Pharmacotype-based umbrella trial concept. (A) Heatmap showing top OncoTreat predictions (-log10(p)) for 173 basal-like breast cancer (BLBC) samples from The Cancer Genome Atlas (TCGA), as well as for the three BLBC samples from patients enrolled in the study (BC-50291, BC-32398, and BC-97359). Following unsupervised partition-around-medoids-clustering, drug predictions cluster into five main pharmacotypes, with the three N of 1 cases clustering with samples in pharmacotype A, B, and D, respectively. Bars on the top and to the right of the heatmap indicate the cluster reliability score (13) for each tumor sample and drug, respectively. Importantly, at least a few predictions are generated for the majority of tumors, using existing drug perturbation data in PanACEA from one or a few high-fidelity cognate cell lines. (B) Schema for a pharmacotype-based umbrella trial concept in BLBC. One or more drugs per pharmacotype may be prioritized as hypotheses for an umbrella clinical trial, based on availability, tolerability, and preclinical validation in relevant TCM-activity-matched PDX models (I).
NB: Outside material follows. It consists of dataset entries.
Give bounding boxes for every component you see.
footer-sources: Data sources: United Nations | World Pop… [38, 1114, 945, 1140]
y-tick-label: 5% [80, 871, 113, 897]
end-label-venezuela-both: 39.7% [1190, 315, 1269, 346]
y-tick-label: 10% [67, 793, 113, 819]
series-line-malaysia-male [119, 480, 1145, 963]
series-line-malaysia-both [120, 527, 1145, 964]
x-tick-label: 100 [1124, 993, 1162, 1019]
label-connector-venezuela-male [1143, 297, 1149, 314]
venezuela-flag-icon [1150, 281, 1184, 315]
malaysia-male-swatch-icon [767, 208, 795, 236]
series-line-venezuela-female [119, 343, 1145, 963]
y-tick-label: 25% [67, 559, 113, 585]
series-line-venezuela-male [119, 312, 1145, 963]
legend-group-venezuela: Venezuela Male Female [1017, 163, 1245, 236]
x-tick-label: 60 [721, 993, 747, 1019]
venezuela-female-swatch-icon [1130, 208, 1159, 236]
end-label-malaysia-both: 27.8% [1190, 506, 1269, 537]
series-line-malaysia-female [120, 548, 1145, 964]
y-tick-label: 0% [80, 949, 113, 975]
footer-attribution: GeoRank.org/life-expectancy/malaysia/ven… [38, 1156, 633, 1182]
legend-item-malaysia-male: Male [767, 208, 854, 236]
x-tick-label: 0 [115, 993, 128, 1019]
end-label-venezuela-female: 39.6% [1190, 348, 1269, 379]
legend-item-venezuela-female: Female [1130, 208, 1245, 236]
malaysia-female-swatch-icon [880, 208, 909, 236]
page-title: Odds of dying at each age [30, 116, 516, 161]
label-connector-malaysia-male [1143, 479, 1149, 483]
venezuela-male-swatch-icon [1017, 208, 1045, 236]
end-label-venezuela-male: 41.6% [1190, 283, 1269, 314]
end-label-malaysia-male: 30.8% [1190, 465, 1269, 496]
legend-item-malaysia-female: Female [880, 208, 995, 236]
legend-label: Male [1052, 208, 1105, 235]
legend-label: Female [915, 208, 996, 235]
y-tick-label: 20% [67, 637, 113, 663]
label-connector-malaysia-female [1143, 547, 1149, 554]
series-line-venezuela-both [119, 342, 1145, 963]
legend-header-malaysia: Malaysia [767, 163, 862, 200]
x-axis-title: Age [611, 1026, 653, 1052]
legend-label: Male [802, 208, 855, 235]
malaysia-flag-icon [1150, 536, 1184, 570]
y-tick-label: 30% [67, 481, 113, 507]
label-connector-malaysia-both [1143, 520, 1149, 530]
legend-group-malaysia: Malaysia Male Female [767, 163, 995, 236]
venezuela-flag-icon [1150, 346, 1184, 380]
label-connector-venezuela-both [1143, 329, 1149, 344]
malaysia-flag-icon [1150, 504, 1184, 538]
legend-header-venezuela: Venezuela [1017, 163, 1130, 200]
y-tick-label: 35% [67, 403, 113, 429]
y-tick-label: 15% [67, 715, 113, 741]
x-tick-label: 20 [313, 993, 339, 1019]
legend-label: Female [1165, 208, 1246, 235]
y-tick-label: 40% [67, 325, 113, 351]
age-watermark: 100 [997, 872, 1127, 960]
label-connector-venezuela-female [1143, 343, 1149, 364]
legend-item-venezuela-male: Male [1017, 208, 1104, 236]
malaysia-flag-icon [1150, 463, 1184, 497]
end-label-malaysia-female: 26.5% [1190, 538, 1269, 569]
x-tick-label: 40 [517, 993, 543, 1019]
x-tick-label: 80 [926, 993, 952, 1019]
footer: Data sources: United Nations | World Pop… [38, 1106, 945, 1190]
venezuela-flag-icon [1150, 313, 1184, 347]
Patients with advanced BLBC who have exhausted all proven effective treatment options would be enrolled and undergo biopsy (II). An initial screening phase would determine if OncoTreat predicts a match to any of the open drug arms (III). Patients with a statistically significant match to a specific pharmacotype would be randomized 5:1 to OncoTreat-predicted drug versus physician treatment of choice (IV). Using an adaptive design, arms that fail to demonstrate efficacy would be closed early and new arms would be opened, as drugs become available (V).